During its reign, the Château de Lunéville became an epicentre of the diffusion of new ideas: Voltaire, Montesquieu, Helvétius stayed there. The relationships built in Lunéville continued in Paris. The actors of the Stanislas Court took now part in the sharing of ideas and acted in the political choices, which, against the fundamental criticism of the social order inherited from a religious vision of the world, preached an atheistic materialistic and naturalistic conception.

The first, Jean-François de Saint Lambert, hold court in Paris with Condorcet, the Abbé Raynal, La Condamine, and Buffon.

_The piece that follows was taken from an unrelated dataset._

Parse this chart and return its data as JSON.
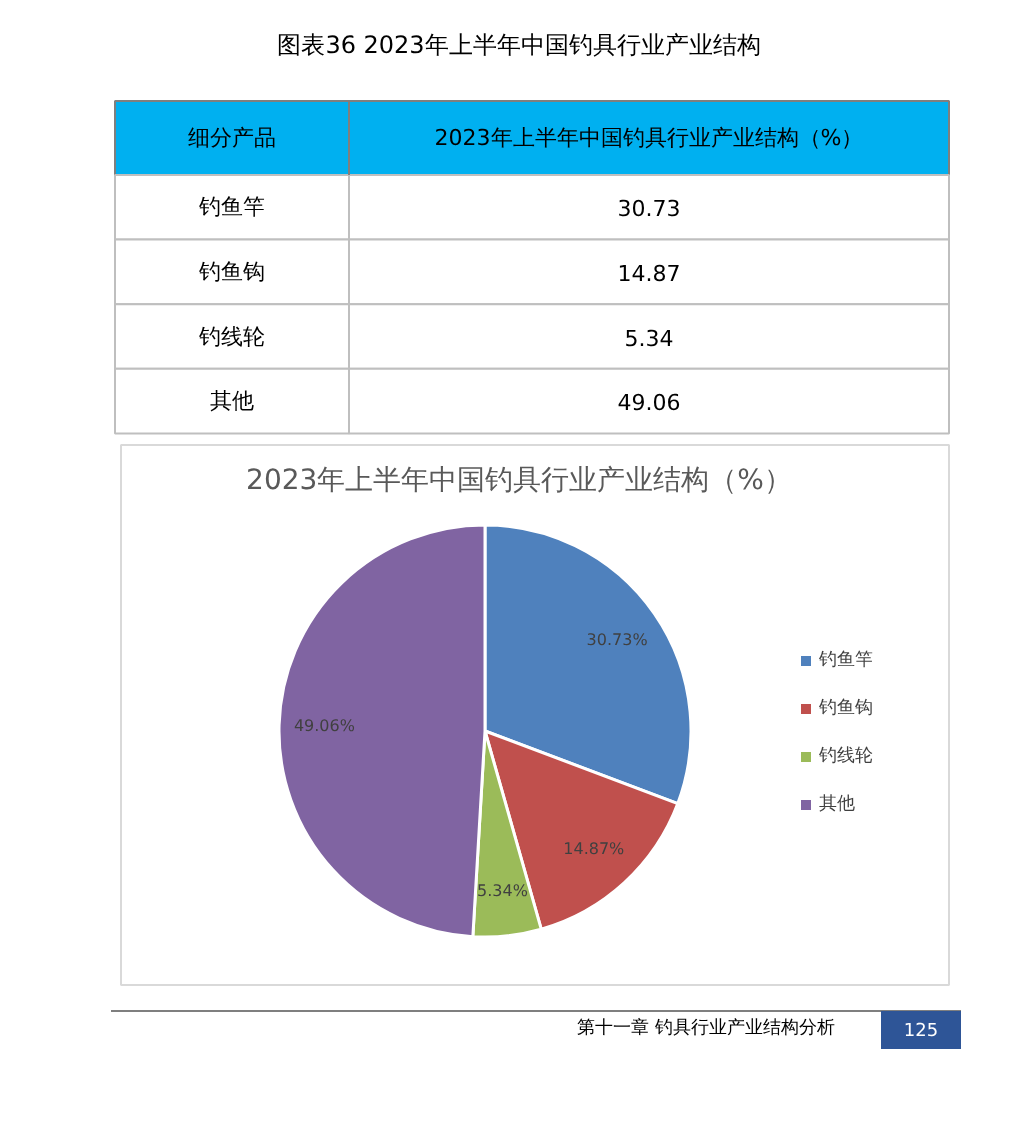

He became friend with Diderot and d'Alembert, which led him to participate in the Encyclopaedia, then to write a series of anti-slavery works among which in 1787 Réflexions sur les moyens de rendre meilleur l’état des nègres ou des affranchis dans les colonies (reflections on the means to improve the state of the negroes or emancipated slaves in the colonies).

The Chevalier Stanislas-Jean de Boufflers


Prince Charles-Juste de Beauvau-Craon joined him at the French Academy in 1771. Their younger brother, the Chevalier Stanislas-Jean de Boufflers joined them in 1788 after having been the previous three years Deputy Governor of the colony of Senegal and the Island of Gorée, one of the centres* regrouping slaves, where he used his authority to try to put restrictions on the slave trade and to hinder the activity of slavers with whom he entered in conflict before returning to France on the eve of the Revolution.

In February 1788, Saint Lambert, Beauvau-Craon and de Boufflers were co-founders with Brissot, Condorcet and Mirabeau of the first French abolitionist society: the “Society of the Friends of the Blacks”.

From there, they got involved in the anti-slavery campaign, joined by their Lorrain colleague and deputy of the Estates General of 1789, the priest of Emberménil, the Abbé Grégoire who prolonged the fight of Boufflers went into exile in 1792, of Beauvau-Craon died in 1793 and of Saint-Lambert who saw the result of his fight with the abolition of 4 February 1794.